Teledue
- Country: Italy
- Broadcast area: Italy
- Affiliates: Telenorba TG Norba 24 Radionorba TV

Programming
- Language: Italian
- Picture format: 16:9 576i (SDTV) 1080i (HDTV upscaled)

History
- Launched: 1981

Links
- Website: Norbaonline.it

Availability

Terrestrial
- Free to air (Apulia, Basilicata): Channel 12

= Teledue =

Teledue is Gruppo Norba's second channel, known between 2005 and 2014 as Telenorba 8. Like with its main channel Telenorba, it also regularly makes it in the rankings of the most watched regional channels. It also had its own programming tactics: it aired the afternoon edition of TG Norba at 2pm, at a time when a predominantly male audience returns from work, and had no interest in the telenovelas broadcast on the main channel.

== History ==
Teledue started broadcasting in 1981.

In 2005, Telenorba rebranded its channels, coinciding with the launch of digital terrestrial television in the region.

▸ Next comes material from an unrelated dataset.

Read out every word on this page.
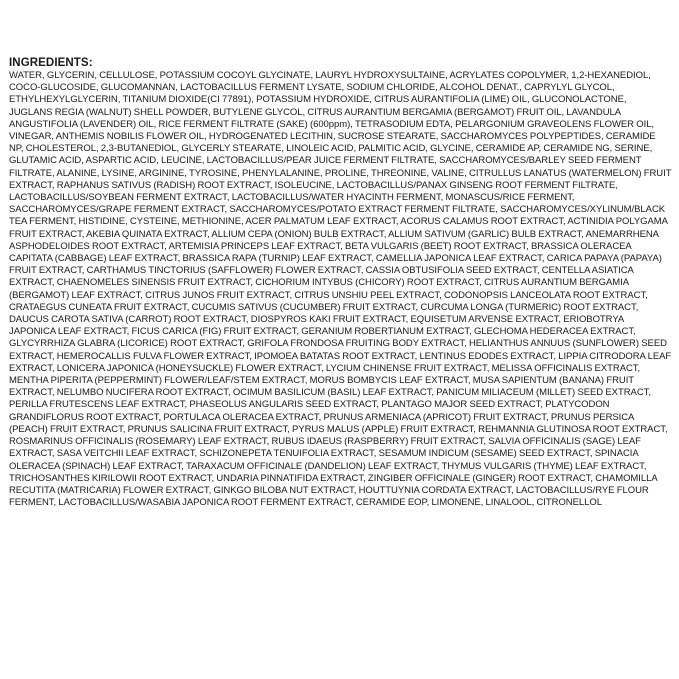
INGREDIENTS:

WATER, GLYCERIN, CELLULOSE, POTASSIUM COCOYL GLYCINATE, LAURYL HYDROXYSULTAINE, ACRYLATES COPOLYMER, 1,2-HEXANEDIOL, COCO-GLUCOSIDE, GLUCOMANNAN, LACTOBACILLUS FERMENT LYSATE, SODIUM CHLORIDE, ALCOHOL DENAT., CAPRYLYL GLYCOL, ETHYLHEXYLGLYCERIN, TITANIUM DIOXIDE(CI 77891), POTASSIUM HYDROXIDE, CITRUS AURANTIFOLIA (LIME) OIL, GLUCONOLACTONE, JUGLANS REGIA (WALNUT) SHELL POWDER, BUTYLENE GLYCOL, CITRUS AURANTIUM BERGAMIA (BERGAMOT) FRUIT OIL, LAVANDULA ANGUSTIFOLIA (LAVENDER) OIL, RICE FERMENT FILTRATE (SAKE) (600ppm), TETRASODIUM EDTA, PELARGONIUM GRAVEOLENS FLOWER OIL, VINEGAR, ANTHEMIS NOBILIS FLOWER OIL, HYDROGENATED LECITHIN, SUCROSE STEARATE, SACCHAROMYCES POLYPEPTIDES, CERAMIDE NP, CHOLESTEROL, 2,3-BUTANEDIOL, GLYCERLY STEARATE, LINOLEIC ACID, PALMITIC ACID, GLYCINE, CERAMIDE AP, CERAMIDE NG, SERINE, GLUTAMIC ACID, ASPARTIC ACID, LEUCINE, LACTOBACILLUS/PEAR JUICE FERMENT FILTRATE, SACCHAROMYCES/BARLEY SEED FERMENT FILTRATE, ALANINE, LYSINE, ARGININE, TYROSINE, PHENYLALANINE, PROLINE, THREONINE, VALINE, CITRULLUS LANATUS (WATERMELON) FRUIT EXTRACT, RAPHANUS SATIVUS (RADISH) ROOT EXTRACT, ISOLEUCINE, LACTOBACILLUS/PANAX GINSENG ROOT FERMENT FILTRATE, LACTOBACILLUS/SOYBEAN FERMENT EXTRACT, LACTOBACILLUS/WATER HYACINTH FERMENT, MONASCUS/RICE FERMENT, SACCHAROMYCES/GRAPE FERMENT EXTRACT, SACCHAROMYCES/POTATO EXTRACT FERMENT FILTRATE, SACCHAROMYCES/XYLINUM/BLACK TEA FERMENT, HISTIDINE, CYSTEINE, METHIONINE, ACER PALMATUM LEAF EXTRACT, ACORUS CALAMUS ROOT EXTRACT, ACTINIDIA POLYGAMA FRUIT EXTRACT, AKEBIA QUINATA EXTRACT, ALLIUM CEPA (ONION) BULB EXTRACT, ALLIUM SATIVUM (GARLIC) BULB EXTRACT, ANEMARRHENA ASPHODELOIDES ROOT EXTRACT, ARTEMISIA PRINCEPS LEAF EXTRACT, BETA VULGARIS (BEET) ROOT EXTRACT, BRASSICA OLERACEA CAPITATA (CABBAGE) LEAF EXTRACT, BRASSICA RAPA (TURNIP) LEAF EXTRACT, CAMELLIA JAPONICA LEAF EXTRACT, CARICA PAPAYA (PAPAYA) FRUIT EXTRACT, CARTHAMUS TINCTORIUS (SAFFLOWER) FLOWER EXTRACT, CASSIA OBTUSIFOLIA SEED EXTRACT, CENTELLA ASIATICA EXTRACT, CHAENOMELES SINENSIS FRUIT EXTRACT, CICHORIUM INTYBUS (CHICORY) ROOT EXTRACT, CITRUS AURANTIUM BERGAMIA (BERGAMOT) LEAF EXTRACT, CITRUS JUNOS FRUIT EXTRACT, CITRUS UNSHIU PEEL EXTRACT, CODONOPSIS LANCEOLATA ROOT EXTRACT, CRATAEGUS CUNEATA FRUIT EXTRACT, CUCUMIS SATIVUS (CUCUMBER) FRUIT EXTRACT, CURCUMA LONGA (TURMERIC) ROOT EXTRACT, DAUCUS CAROTA SATIVA (CARROT) ROOT EXTRACT, DIOSPYROS KAKI FRUIT EXTRACT, EQUISETUM ARVENSE EXTRACT, ERIOBOTRYA JAPONICA LEAF EXTRACT, FICUS CARICA (FIG) FRUIT EXTRACT, GERANIUM ROBERTIANUM EXTRACT, GLECHOMA HEDERACEA EXTRACT, GLYCYRRHIZA GLABRA (LICORICE) ROOT EXTRACT, GRIFOLA FRONDOSA FRUITING BODY EXTRACT, HELIANTHUS ANNUUS (SUNFLOWER) SEED EXTRACT, HEMEROCALLIS FULVA FLOWER EXTRACT, IPOMOEA BATATAS ROOT EXTRACT, LENTINUS EDODES EXTRACT, LIPPIA CITRODORA LEAF EXTRACT, LONICERA JAPONICA (HONEYSUCKLE) FLOWER EXTRACT, LYCIUM CHINENSE FRUIT EXTRACT, MELISSA OFFICINALIS EXTRACT, MENTHA PIPERITA (PEPPERMINT) FLOWER/LEAF/STEM EXTRACT, MORUS BOMBYCIS LEAF EXTRACT, MUSA SAPIENTUM (BANANA) FRUIT EXTRACT, NELUMBO NUCIFERA ROOT EXTRACT, OCIMUM BASILICUM (BASIL) LEAF EXTRACT, PANICUM MILIACEUM (MILLET) SEED EXTRACT, PERILLA FRUTESCENS LEAF EXTRACT, PHASEOLUS ANGULARIS SEED EXTRACT, PLANTAGO MAJOR SEED EXTRACT, PLATYCODON GRANDIFLORUS ROOT EXTRACT, PORTULACA OLERACEA EXTRACT, PRUNUS ARMENIACA (APRICOT) FRUIT EXTRACT, PRUNUS PERSICA (PEACH) FRUIT EXTRACT, PRUNUS SALICINA FRUIT EXTRACT, PYRUS MALUS (APPLE) FRUIT EXTRACT, REHMANNIA GLUTINOSA ROOT EXTRACT, ROSMARINUS OFFICINALIS (ROSEMARY) LEAF EXTRACT, RUBUS IDAEUS (RASPBERRY) FRUIT EXTRACT, SALVIA OFFICINALIS (SAGE) LEAF EXTRACT, SASA VEITCHII LEAF EXTRACT, SCHIZONEPETA TENUIFOLIA EXTRACT, SESAMUM INDICUM (SESAME) SEED EXTRACT, SPINACIA OLERACEA (SPINACH) LEAF EXTRACT, TARAXACUM OFFICINALE (DANDELION) LEAF EXTRACT, THYMUS VULGARIS (THYME) LEAF EXTRACT, TRICHOSANTHES KIRILOWII ROOT EXTRACT, UNDARIA PINNATIFIDA EXTRACT, ZINGIBER OFFICINALE (GINGER) ROOT EXTRACT, CHAMOMILLA RECUTITA (MATRICARIA) FLOWER EXTRACT, GINKGO BILOBA NUT EXTRACT, HOUTTUYNIA CORDATA EXTRACT, LACTOBACILLUS/RYE FLOUR FERMENT, LACTOBACILLUS/WASABIA JAPONICA ROOT FERMENT EXTRACT, CERAMIDE EOP, LIMONENE, LINALOOL, CITRONELLOL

The channel withdrew the classic Teledue nomenclature and adopted Telenorba 8, broadcasting on LCN 8. This arrangement continued until 2014, as Agcom planned to review slots 7, 8 and 9 for national allocations. In May 2012, consequence of the analog switch-off, Telenorba 8 moved to channel 11. In September 2014, the regulator decided that channels 10 to 19 should be used for regional networks, which infuriated Telenorba. In addition, the national slot for channel 8 was given to MTV8 from 2015 (renamed TV8 in 2016). Telenorba appealed the decision in 2015.

On 15 November 2014, Telenorba 8 reverted to Teledue following the new look of the Gruppo Norba channels. Emphasis was put on classic programming while the main Telenorba channel would concentrate on local programming.

On 15 November 2023, Teledue converts to high definition, becoming available exclusively in this format.